Claudio, on his very own wedding day savagely says, “There, Leonato, take her back again, Give not his rotten orange to your friend, She’s but the sign and semblance of her honour: Behold how like a maid she blushes here! Oh what authority and show of truth can cunning sin cover itself withal! ” Claudio’s harsh conduct is inexcusable, however If we look at this relationship through the eyes of Claudio and accept that he believed that Hero had made love with another man, would a man in today’s society act any differently? Would he not direct the same angry anger at the woman as Claudio does at Hero?
If a man cheats on a woman in today’s society or vice versa would this not create an uncontrollable outburst of rage? It seems that as an audience we are very quick to judge Claudio as the ‘baddy’, but is this attitude valid? Furthermore if we look more closely at the code of honour we see that Claudio’s actions are in fact justified. In Messinian society a woman’s honour depends on whether she is a virgin, just as in our society if a woman is extremely promiscuous she loses much of her dignity, integrity and inadvertently her honour.
The only way Claudio can remove the dishonour from his own name and fix it where it truly belongs is by such a shapely revenge. Another flash-point in the social structure of Shakespearian times is that if princes and friends may play false, then so too may women. Insincerity was endemic, and real feelings must never subvert sham, false ones. Claudio and Don Pedro believe what they are told they see, not only because they trust men rather than women, but also because they know that women are born to betray men. They have a misogynistic vocabulary of accusation ready to hand.
Hero is a ‘rotten orange’, a ‘common stale’, an ‘approved wanton’, raging like an animal ‘in savage sensuality’ and she must be shamed and anathematised, for her sins. ““Much Ado About Nothing””, is best considered as a problem play, whose disturbing ending dramatises the inadequacy of the ideology by which its ruling classes rule. It is a comedy of social manners whose romance structure, with its improbable story, characters and denouement, makes deliberate play on the social tensions which in real life are not so readily resolved.

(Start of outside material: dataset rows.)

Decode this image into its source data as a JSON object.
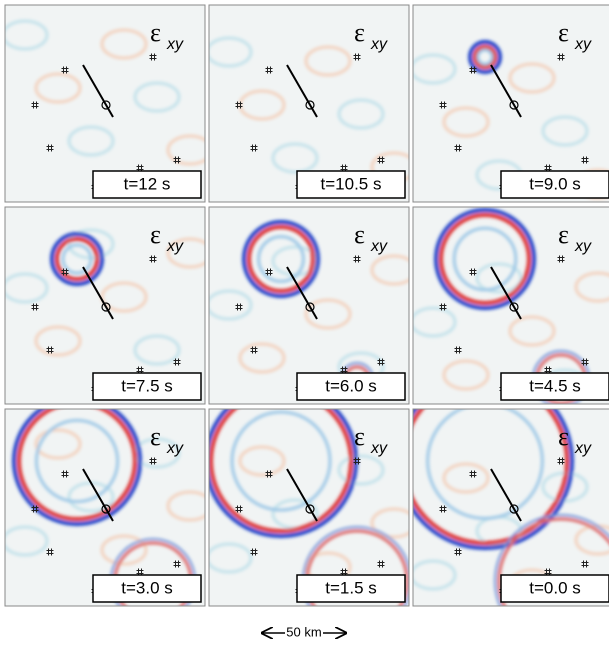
{
  "component": {
    "symbol": "ε",
    "subscript": "xy"
  },
  "panels": [
    {
      "time_label": "t=12 s"
    },
    {
      "time_label": "t=10.5 s"
    },
    {
      "time_label": "t=9.0 s"
    },
    {
      "time_label": "t=7.5 s"
    },
    {
      "time_label": "t=6.0 s"
    },
    {
      "time_label": "t=4.5 s"
    },
    {
      "time_label": "t=3.0 s"
    },
    {
      "time_label": "t=1.5 s"
    },
    {
      "time_label": "t=0.0 s"
    }
  ],
  "scale_bar": "50 km"
}
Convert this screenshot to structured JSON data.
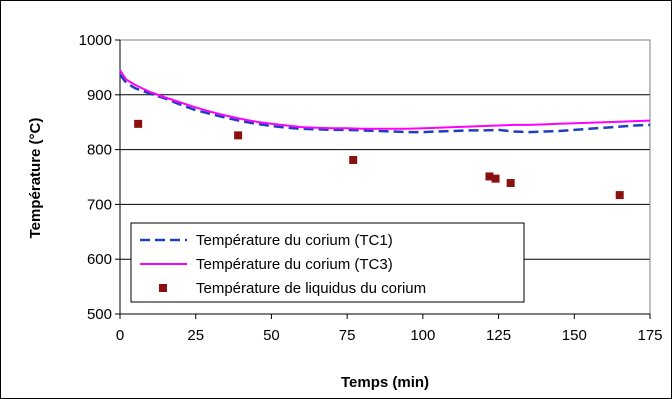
{
  "chart_data": {
    "type": "line",
    "title": "",
    "xlabel": "Temps (min)",
    "ylabel": "Température (°C)",
    "xlim": [
      0,
      175
    ],
    "ylim": [
      500,
      1000
    ],
    "x_ticks": [
      0,
      25,
      50,
      75,
      100,
      125,
      150,
      175
    ],
    "y_ticks": [
      500,
      600,
      700,
      800,
      900,
      1000
    ],
    "x_tick_labels": [
      "0",
      "25",
      "50",
      "75",
      "100",
      "125",
      "150",
      "175"
    ],
    "y_tick_labels": [
      "500",
      "600",
      "700",
      "800",
      "900",
      "1000"
    ],
    "grid": "horizontal",
    "legend_position": "bottom-left",
    "series": [
      {
        "name": "Température du corium (TC1)",
        "style": "dashed",
        "color": "#1f3fbf",
        "x": [
          0,
          2,
          5,
          10,
          15,
          20,
          25,
          30,
          35,
          40,
          45,
          50,
          55,
          60,
          65,
          70,
          75,
          80,
          85,
          90,
          95,
          100,
          105,
          110,
          115,
          120,
          125,
          130,
          135,
          140,
          145,
          150,
          155,
          160,
          165,
          170,
          175
        ],
        "y": [
          937,
          922,
          912,
          902,
          893,
          882,
          872,
          865,
          858,
          852,
          847,
          843,
          840,
          838,
          837,
          836,
          836,
          835,
          834,
          833,
          832,
          832,
          833,
          834,
          835,
          835,
          836,
          833,
          832,
          833,
          834,
          836,
          838,
          840,
          842,
          844,
          845
        ]
      },
      {
        "name": "Température du corium (TC3)",
        "style": "solid",
        "color": "#ff00ff",
        "x": [
          0,
          2,
          5,
          10,
          15,
          20,
          25,
          30,
          35,
          40,
          45,
          50,
          55,
          60,
          65,
          70,
          75,
          80,
          85,
          90,
          95,
          100,
          105,
          110,
          115,
          120,
          125,
          130,
          135,
          140,
          145,
          150,
          155,
          160,
          165,
          170,
          175
        ],
        "y": [
          945,
          928,
          918,
          905,
          895,
          886,
          877,
          869,
          862,
          856,
          851,
          847,
          844,
          841,
          840,
          839,
          839,
          838,
          838,
          838,
          838,
          839,
          840,
          841,
          842,
          843,
          844,
          845,
          845,
          846,
          847,
          848,
          849,
          850,
          851,
          852,
          853
        ]
      },
      {
        "name": "Température de liquidus du corium",
        "style": "markers",
        "color": "#8b1010",
        "x": [
          6,
          39,
          77,
          122,
          124,
          129,
          165
        ],
        "y": [
          847,
          826,
          781,
          751,
          747,
          739,
          717
        ]
      }
    ]
  }
}
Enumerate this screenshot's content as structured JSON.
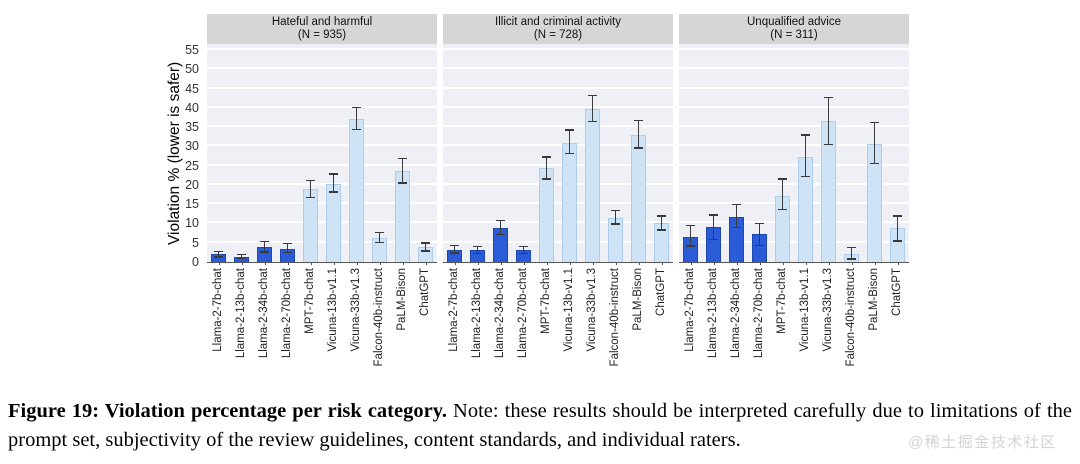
{
  "figure": {
    "caption_bold": "Figure 19: Violation percentage per risk category.",
    "caption_rest": "Note: these results should be interpreted carefully due to limitations of the prompt set, subjectivity of the review guidelines, content standards, and individual raters."
  },
  "watermark": {
    "text": "@稀土掘金技术社区"
  },
  "colors": {
    "llama_bar": "#2b5cd8",
    "llama_bar_border": "#1f47b0",
    "other_bar": "#cfe3f7",
    "other_bar_border": "#aecdea",
    "panel_bg": "#eef0f5",
    "gridline": "#ffffff",
    "header_bg": "#d6d6d6",
    "error_bar": "#3a3a3a",
    "axis_line": "#555555"
  },
  "chart_data": {
    "type": "bar",
    "title": "",
    "xlabel": "",
    "ylabel": "Violation % (lower is safer)",
    "ylim": [
      0,
      55
    ],
    "ytick_step": 5,
    "grid": "horizontal white gridlines every 5 on light panel background",
    "legend": "none (color encodes model family: Llama-2 dark blue, others light blue)",
    "categories": [
      "Llama-2-7b-chat",
      "Llama-2-13b-chat",
      "Llama-2-34b-chat",
      "Llama-2-70b-chat",
      "MPT-7b-chat",
      "Vicuna-13b-v1.1",
      "Vicuna-33b-v1.3",
      "Falcon-40b-instruct",
      "PaLM-Bison",
      "ChatGPT"
    ],
    "color_groups": {
      "dark_blue_models": [
        "Llama-2-7b-chat",
        "Llama-2-13b-chat",
        "Llama-2-34b-chat",
        "Llama-2-70b-chat"
      ],
      "light_blue_models": [
        "MPT-7b-chat",
        "Vicuna-13b-v1.1",
        "Vicuna-33b-v1.3",
        "Falcon-40b-instruct",
        "PaLM-Bison",
        "ChatGPT"
      ]
    },
    "panels": [
      {
        "title": "Hateful and harmful",
        "n_label": "(N = 935)",
        "values": [
          2.0,
          1.4,
          3.9,
          3.4,
          19.0,
          20.3,
          37.0,
          6.2,
          23.6,
          3.8
        ],
        "errors": [
          [
            1.1,
            2.9
          ],
          [
            0.8,
            2.1
          ],
          [
            2.4,
            5.5
          ],
          [
            2.3,
            4.9
          ],
          [
            16.5,
            21.4
          ],
          [
            18.0,
            23.0
          ],
          [
            34.3,
            40.3
          ],
          [
            4.9,
            7.9
          ],
          [
            20.3,
            27.0
          ],
          [
            2.7,
            5.1
          ]
        ]
      },
      {
        "title": "Illicit and criminal activity",
        "n_label": "(N = 728)",
        "values": [
          3.2,
          3.0,
          8.9,
          3.0,
          24.3,
          31.0,
          39.7,
          11.5,
          33.0,
          10.0
        ],
        "errors": [
          [
            2.2,
            4.5
          ],
          [
            2.0,
            4.2
          ],
          [
            7.0,
            11.0
          ],
          [
            2.0,
            4.2
          ],
          [
            21.4,
            27.4
          ],
          [
            28.0,
            34.4
          ],
          [
            36.2,
            43.3
          ],
          [
            9.7,
            13.5
          ],
          [
            29.4,
            36.8
          ],
          [
            8.1,
            12.1
          ]
        ]
      },
      {
        "title": "Unqualified advice",
        "n_label": "(N = 311)",
        "values": [
          6.6,
          9.0,
          11.8,
          7.2,
          17.1,
          27.3,
          36.7,
          2.1,
          30.6,
          8.7
        ],
        "errors": [
          [
            4.0,
            9.7
          ],
          [
            5.6,
            12.4
          ],
          [
            8.7,
            15.1
          ],
          [
            4.2,
            10.1
          ],
          [
            13.4,
            21.7
          ],
          [
            22.0,
            33.1
          ],
          [
            30.3,
            42.9
          ],
          [
            0.6,
            3.9
          ],
          [
            25.3,
            36.4
          ],
          [
            5.3,
            12.1
          ]
        ]
      }
    ]
  }
}
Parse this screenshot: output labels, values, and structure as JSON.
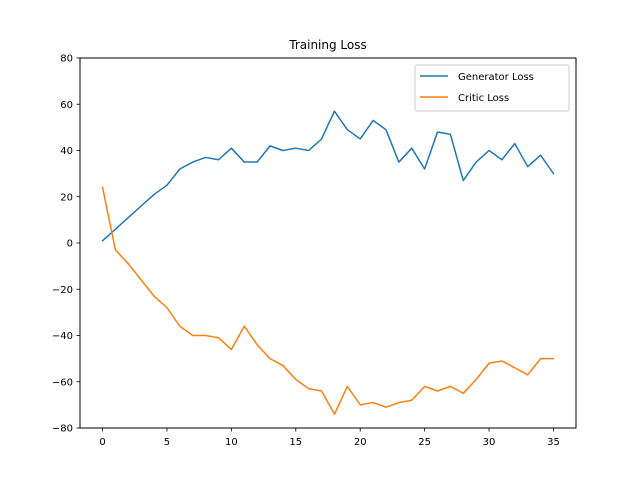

It is an affectionate critique of upper-class manners, whose outwardness in matters of love and religion ran contrary to the new expectations of the inner life that were becoming widely accepted in Elizabethan England. Shakespeare’s ““Much Ado About Nothing”” highlights many weaknesses in human nature and the complexity in the relationship between love and honour. However crossing the boundaries between our world and Shakespeare’s world a few absolutes remain. Loyalty, trust, integrity and fairness are all words which embody ‘honour’ both in Shakespeare’s time and in our own time and must remain to the fore if love is to prosper.